I think pydantic-factories has headed in a different direction and should not be considered as obviating the need for an official factoryboy solution.

billhunekepf avatar Feb 02 '23 20:02 billhunekepf

Please note that since the previous comment, pydantic-factories evolved to polyfactory: https://polyfactory.litestar.dev/. That new library is providing most of missing features listed above (AFAIK) and has dedicated factories for Pydantic models. I think it might have all what is required by OP plus, most important IMO, typing annotations. You should give it a look.

This might close OP

g0di avatar Sep 13 '23 07:09 g0di

I'm not 100% certain, but I think this functionality is natively supported (Although not explicit like using factory.django.DjangoModelFactory):

class Account(BaseModel):
    id: int
    name: Optional[str]
    is_active: bool
    created_at: datetime
    updated_at: datetime
    azure_partner_customer: Optional[CHAzurePartnerCustomer]

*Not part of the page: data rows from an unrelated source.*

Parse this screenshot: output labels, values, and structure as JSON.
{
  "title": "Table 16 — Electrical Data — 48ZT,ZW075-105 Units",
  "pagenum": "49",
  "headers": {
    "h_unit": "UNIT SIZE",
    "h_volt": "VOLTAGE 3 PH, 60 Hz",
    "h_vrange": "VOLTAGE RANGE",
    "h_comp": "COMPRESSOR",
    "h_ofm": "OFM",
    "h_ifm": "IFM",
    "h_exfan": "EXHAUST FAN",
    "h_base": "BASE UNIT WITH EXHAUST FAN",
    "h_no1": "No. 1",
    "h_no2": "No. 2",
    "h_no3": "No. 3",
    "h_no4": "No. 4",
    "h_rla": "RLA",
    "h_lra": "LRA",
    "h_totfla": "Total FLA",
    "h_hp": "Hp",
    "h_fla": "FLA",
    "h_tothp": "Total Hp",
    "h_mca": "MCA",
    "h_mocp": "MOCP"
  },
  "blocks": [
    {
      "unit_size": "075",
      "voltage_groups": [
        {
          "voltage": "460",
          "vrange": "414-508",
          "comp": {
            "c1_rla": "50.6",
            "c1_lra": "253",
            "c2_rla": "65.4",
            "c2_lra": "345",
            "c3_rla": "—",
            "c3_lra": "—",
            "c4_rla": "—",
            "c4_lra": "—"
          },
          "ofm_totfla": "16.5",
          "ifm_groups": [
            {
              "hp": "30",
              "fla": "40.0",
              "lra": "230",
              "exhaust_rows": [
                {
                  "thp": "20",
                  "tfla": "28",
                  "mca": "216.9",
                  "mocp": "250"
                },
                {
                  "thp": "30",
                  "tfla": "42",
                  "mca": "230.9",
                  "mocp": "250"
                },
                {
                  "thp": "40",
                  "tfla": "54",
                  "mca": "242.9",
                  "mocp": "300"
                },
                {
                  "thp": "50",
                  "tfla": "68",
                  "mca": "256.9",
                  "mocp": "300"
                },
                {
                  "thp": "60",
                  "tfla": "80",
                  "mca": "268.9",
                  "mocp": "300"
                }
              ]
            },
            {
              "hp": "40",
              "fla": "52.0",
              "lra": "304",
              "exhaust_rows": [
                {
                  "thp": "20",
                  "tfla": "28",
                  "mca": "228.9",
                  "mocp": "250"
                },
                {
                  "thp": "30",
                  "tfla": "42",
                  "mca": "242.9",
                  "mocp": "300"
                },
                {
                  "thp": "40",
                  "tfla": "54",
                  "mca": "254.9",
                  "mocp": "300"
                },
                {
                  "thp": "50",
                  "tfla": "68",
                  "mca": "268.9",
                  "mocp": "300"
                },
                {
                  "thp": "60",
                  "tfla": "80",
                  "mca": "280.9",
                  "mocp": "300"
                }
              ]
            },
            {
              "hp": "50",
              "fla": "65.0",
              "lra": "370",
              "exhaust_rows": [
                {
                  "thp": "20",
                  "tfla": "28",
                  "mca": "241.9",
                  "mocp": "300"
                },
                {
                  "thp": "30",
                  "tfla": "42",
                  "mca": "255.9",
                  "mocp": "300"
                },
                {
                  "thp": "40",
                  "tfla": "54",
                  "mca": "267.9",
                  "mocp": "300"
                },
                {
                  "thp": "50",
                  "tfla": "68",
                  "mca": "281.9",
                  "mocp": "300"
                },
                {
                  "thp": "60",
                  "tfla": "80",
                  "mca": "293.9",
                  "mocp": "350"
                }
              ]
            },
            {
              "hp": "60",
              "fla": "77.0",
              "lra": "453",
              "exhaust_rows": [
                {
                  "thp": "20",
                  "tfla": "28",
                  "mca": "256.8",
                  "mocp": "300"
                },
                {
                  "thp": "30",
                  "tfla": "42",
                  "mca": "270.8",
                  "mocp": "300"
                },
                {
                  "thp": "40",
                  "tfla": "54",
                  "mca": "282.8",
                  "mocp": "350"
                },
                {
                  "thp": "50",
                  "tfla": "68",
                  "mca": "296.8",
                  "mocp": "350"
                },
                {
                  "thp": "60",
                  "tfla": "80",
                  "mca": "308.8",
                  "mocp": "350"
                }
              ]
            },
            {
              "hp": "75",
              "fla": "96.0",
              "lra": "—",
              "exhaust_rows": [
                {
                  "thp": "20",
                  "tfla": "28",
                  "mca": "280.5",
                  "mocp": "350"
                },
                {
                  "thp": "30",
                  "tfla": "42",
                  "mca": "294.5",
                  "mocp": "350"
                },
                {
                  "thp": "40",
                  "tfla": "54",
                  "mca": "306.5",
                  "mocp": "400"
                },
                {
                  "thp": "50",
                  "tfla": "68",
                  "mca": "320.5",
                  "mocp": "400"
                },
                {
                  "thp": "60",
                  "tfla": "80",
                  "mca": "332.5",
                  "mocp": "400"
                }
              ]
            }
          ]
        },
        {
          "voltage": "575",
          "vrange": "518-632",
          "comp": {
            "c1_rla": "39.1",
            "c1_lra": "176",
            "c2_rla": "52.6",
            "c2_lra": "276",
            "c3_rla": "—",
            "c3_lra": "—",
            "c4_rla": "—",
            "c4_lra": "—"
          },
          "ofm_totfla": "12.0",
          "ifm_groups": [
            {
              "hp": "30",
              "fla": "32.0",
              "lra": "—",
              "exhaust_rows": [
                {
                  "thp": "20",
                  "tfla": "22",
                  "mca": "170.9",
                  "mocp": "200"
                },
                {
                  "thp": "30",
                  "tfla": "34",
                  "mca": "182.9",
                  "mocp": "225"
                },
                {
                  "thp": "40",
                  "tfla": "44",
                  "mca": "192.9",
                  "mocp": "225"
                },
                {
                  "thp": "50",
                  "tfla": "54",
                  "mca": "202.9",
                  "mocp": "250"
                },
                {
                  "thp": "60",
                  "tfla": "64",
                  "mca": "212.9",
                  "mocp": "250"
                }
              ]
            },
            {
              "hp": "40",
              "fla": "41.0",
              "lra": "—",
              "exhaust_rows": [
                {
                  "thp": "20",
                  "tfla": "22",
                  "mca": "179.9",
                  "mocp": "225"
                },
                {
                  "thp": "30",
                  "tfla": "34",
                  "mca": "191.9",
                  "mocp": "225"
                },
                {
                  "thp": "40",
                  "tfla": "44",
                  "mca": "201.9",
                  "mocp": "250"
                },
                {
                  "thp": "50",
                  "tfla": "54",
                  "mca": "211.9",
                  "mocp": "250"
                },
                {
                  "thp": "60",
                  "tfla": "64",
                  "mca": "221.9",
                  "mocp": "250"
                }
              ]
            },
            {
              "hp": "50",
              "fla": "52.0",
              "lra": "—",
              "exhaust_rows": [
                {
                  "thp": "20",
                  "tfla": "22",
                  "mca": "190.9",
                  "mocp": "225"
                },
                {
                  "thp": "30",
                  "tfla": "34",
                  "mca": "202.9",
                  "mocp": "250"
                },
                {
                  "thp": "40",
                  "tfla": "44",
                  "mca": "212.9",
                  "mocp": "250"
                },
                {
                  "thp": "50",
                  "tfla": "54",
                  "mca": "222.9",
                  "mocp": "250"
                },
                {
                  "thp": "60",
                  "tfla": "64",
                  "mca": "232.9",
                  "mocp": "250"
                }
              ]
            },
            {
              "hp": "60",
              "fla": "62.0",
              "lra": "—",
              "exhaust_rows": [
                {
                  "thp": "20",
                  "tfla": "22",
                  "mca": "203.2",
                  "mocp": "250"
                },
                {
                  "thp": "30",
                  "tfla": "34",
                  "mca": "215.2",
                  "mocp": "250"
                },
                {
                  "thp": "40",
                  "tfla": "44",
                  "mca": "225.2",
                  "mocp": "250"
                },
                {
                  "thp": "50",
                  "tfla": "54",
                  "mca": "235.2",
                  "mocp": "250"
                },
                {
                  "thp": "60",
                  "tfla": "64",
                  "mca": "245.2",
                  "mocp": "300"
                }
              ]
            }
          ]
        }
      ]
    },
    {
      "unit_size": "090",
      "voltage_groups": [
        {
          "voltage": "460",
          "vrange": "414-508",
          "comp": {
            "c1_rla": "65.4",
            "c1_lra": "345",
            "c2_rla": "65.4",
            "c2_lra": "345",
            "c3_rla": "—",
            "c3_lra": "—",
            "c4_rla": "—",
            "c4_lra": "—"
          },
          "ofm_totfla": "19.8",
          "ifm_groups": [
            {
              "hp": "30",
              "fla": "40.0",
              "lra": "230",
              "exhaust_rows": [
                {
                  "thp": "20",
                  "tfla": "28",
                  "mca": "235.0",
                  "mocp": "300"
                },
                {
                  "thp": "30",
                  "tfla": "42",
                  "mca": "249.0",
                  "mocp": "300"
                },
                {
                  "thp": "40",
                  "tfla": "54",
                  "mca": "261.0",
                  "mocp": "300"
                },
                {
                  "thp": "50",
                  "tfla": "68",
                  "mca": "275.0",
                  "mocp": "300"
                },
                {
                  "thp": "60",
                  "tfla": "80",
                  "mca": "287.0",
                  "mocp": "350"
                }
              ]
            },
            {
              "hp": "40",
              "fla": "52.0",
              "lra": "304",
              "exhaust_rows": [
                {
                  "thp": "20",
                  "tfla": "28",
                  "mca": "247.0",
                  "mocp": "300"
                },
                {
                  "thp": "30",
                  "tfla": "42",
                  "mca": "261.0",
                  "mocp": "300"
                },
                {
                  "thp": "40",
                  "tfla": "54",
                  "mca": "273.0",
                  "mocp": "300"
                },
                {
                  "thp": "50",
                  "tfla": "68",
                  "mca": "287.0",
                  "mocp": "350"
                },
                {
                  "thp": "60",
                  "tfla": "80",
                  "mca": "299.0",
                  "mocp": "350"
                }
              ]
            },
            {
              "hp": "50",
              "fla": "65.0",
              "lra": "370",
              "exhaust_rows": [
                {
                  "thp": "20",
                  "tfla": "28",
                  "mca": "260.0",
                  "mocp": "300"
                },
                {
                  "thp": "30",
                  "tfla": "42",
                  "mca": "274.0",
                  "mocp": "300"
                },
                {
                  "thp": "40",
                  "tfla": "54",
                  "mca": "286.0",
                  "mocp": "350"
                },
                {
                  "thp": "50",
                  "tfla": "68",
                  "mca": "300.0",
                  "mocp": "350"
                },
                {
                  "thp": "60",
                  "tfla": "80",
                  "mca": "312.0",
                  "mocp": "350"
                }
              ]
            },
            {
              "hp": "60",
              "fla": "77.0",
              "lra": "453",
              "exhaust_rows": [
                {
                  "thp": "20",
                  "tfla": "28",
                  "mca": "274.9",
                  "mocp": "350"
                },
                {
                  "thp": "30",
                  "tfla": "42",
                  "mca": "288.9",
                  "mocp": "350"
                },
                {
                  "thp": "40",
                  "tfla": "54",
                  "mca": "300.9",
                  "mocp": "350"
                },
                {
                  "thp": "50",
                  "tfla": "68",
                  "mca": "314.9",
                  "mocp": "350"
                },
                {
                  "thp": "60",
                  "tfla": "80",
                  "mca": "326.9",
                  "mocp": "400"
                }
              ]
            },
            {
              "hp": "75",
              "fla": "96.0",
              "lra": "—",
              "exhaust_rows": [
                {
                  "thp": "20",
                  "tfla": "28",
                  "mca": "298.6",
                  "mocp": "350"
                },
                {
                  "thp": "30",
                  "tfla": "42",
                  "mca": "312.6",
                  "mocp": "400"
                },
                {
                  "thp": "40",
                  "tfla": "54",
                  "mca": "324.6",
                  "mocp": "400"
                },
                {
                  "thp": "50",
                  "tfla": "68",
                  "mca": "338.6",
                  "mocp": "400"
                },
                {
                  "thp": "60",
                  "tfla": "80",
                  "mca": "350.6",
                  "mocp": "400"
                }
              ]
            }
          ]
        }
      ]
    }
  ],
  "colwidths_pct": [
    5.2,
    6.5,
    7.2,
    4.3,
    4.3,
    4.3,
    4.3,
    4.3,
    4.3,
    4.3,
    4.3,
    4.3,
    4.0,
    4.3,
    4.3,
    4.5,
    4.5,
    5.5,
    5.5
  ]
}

class AccountFactory(factory.DictFactory):
    class Meta:
        model = Account

    id = factory.Faker("pyint")
    name = factory.Faker("name")
    is_active = factory.Faker("pybool")
    created_at = factory.Faker("date_time")
    updated_at = factory.Faker("date_time")

AccountFactory()

It seems to be working fine for me, if I exclude fields within the factory then I get a pydantic ValidationError being raised which seems to suggest it's doing what we want.

alex-way avatar Sep 15 '23 10:09 alex-way